Bob Sinclar a commencé à jouer au tennis à l’âge de 8 ans. Après s’y être remis une fois adulte, il a raconté s’être lancé dans un tournoi Open en étant non classé. Il a expliqué avoir réussi à passer un certain nombre de tours jusqu’à 15/4. Pour beaucoup de tennismen amateurs, ce qu’a fait Bon Sinclar est déjà une énorme performance, et on peut considérer qu’il est « bon au tennis ».

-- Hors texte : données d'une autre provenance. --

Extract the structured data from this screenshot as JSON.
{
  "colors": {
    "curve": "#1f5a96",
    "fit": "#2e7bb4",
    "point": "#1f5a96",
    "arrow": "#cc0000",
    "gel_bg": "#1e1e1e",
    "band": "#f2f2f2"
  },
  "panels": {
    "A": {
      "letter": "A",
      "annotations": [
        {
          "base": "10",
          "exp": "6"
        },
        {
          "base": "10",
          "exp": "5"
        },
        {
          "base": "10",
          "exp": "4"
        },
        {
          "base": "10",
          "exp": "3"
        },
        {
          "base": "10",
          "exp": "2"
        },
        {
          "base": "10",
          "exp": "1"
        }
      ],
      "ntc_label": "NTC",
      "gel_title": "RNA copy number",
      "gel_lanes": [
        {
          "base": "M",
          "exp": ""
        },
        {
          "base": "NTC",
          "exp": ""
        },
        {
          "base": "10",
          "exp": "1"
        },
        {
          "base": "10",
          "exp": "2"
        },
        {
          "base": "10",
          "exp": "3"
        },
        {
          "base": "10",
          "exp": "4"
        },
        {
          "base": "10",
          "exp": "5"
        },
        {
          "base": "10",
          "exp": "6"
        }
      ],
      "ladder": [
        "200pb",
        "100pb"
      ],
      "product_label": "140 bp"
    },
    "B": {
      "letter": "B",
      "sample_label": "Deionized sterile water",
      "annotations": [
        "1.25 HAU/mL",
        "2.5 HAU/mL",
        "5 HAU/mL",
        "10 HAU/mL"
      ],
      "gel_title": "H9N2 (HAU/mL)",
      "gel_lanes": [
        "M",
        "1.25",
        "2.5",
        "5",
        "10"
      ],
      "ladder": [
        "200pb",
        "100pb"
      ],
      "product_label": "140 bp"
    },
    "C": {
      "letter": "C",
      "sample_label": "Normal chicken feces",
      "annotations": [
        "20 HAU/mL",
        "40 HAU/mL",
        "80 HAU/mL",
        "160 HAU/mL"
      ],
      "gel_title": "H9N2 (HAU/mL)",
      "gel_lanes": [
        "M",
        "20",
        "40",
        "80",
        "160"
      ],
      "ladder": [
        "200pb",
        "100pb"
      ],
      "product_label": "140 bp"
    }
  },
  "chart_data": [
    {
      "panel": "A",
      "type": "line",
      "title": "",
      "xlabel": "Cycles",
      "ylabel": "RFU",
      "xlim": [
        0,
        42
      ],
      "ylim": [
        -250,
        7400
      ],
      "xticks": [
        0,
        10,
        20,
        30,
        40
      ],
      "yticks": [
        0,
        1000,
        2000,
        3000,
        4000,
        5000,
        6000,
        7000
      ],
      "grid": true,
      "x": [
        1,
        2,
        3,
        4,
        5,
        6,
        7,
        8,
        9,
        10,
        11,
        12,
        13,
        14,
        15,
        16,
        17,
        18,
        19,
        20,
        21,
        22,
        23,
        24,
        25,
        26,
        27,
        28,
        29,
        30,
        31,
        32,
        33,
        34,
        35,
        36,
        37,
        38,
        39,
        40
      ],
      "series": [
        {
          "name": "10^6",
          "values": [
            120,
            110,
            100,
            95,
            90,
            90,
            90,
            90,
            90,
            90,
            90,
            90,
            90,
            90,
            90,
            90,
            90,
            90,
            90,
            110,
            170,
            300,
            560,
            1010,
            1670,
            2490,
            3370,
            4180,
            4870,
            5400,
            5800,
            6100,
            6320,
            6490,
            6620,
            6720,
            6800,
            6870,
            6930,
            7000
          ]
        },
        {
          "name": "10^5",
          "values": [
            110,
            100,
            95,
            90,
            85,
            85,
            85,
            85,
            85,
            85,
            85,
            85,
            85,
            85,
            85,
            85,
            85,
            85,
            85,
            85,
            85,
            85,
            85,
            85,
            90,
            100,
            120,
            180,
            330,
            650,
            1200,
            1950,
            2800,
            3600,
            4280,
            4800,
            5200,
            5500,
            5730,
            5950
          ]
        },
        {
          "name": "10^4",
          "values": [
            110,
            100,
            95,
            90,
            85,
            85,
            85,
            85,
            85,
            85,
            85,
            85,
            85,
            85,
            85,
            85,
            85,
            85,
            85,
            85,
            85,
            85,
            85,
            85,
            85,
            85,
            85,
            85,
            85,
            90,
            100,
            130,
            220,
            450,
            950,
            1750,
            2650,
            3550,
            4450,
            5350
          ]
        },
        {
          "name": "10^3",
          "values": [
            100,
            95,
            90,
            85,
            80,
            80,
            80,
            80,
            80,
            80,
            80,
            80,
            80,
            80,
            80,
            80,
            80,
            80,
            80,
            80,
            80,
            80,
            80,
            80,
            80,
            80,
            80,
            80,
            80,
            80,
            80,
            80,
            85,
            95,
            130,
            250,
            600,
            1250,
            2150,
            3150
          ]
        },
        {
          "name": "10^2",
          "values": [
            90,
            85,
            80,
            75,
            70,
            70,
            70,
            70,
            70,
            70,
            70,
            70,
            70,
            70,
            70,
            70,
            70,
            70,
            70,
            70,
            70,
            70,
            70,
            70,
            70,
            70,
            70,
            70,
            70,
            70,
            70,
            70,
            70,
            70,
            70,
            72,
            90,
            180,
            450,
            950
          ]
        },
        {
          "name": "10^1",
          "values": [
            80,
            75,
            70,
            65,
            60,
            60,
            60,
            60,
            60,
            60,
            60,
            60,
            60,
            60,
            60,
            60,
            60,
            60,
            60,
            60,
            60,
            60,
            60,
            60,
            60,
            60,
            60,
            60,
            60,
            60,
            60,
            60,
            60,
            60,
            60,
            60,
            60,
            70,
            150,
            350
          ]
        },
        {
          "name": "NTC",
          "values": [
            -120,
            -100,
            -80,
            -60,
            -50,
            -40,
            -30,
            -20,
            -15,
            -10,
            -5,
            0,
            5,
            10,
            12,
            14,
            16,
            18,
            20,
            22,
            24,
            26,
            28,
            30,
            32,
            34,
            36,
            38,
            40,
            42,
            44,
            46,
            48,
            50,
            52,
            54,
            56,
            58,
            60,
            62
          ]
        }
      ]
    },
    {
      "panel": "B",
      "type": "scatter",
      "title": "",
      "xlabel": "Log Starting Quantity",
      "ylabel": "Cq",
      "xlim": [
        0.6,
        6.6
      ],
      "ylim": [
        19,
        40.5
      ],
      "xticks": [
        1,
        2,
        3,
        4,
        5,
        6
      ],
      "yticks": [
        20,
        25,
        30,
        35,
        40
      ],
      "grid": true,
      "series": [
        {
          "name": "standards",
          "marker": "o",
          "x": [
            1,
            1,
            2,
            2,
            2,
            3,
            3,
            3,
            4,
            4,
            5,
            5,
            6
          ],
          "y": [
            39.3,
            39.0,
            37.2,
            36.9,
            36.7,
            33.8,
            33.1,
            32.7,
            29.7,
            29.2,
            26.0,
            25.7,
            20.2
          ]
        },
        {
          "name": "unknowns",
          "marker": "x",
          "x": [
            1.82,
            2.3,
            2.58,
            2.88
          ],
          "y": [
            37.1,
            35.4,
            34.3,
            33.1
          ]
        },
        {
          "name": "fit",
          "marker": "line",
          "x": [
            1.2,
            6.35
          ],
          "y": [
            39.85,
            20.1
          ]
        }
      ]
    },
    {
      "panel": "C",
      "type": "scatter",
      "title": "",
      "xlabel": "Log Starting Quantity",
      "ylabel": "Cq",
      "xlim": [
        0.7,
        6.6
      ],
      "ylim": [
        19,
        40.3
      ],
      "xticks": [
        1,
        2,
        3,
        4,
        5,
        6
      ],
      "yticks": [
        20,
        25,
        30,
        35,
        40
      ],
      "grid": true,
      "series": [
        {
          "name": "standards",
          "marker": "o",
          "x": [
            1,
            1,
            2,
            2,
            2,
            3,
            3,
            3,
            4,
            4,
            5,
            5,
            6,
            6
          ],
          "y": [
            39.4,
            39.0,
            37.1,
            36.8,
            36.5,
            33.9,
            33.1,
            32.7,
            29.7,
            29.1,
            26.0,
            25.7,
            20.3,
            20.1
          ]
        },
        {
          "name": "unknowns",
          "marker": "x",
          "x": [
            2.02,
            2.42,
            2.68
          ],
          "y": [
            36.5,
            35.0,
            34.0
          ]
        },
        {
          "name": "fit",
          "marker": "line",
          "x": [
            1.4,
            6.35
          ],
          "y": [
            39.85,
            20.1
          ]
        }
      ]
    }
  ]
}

Mais, ce professionnel du mixage est particulièrement humble et se considère seulement comme « pas ridicule ». Alors, simple trait d’humilité ou frontière dans le classement ? Être bon au tennis, c’est peut-être aussi avoir un coup fort, maîtrise que l’on obtient souvent au début de la seconde série, à partir des classements 4/6 – 3/6.

être bon au tennis

Conclusion : être bon au tennis, une notion complexe

Vous l’avez compris, être bon au tennis est une notion fluctuante. Tout dépend de ce que vous entendez derrière cette définition. Pour vous répondre, nous avons beaucoup évoqué le classement. Mais, retenez que celui-ci n’est pas une valeur absolue, et qu’un 15/5 peut être meilleur qu’un 15/4.

Pour s’en rendre compte, il n’y a qu’à voir le concept lancé par Remeli Tennis sur Youtube, qui se développe de plus en plus. Il s’agit de deviner pour le vidéaste le classement d’une personne en train de jouer au tennis sur une vidéo. Le grand nombre d’erreurs montre à quel point le classement ne correspond pas exactement à notre niveau en tennis, bien qu’il soit un précieux indicateur.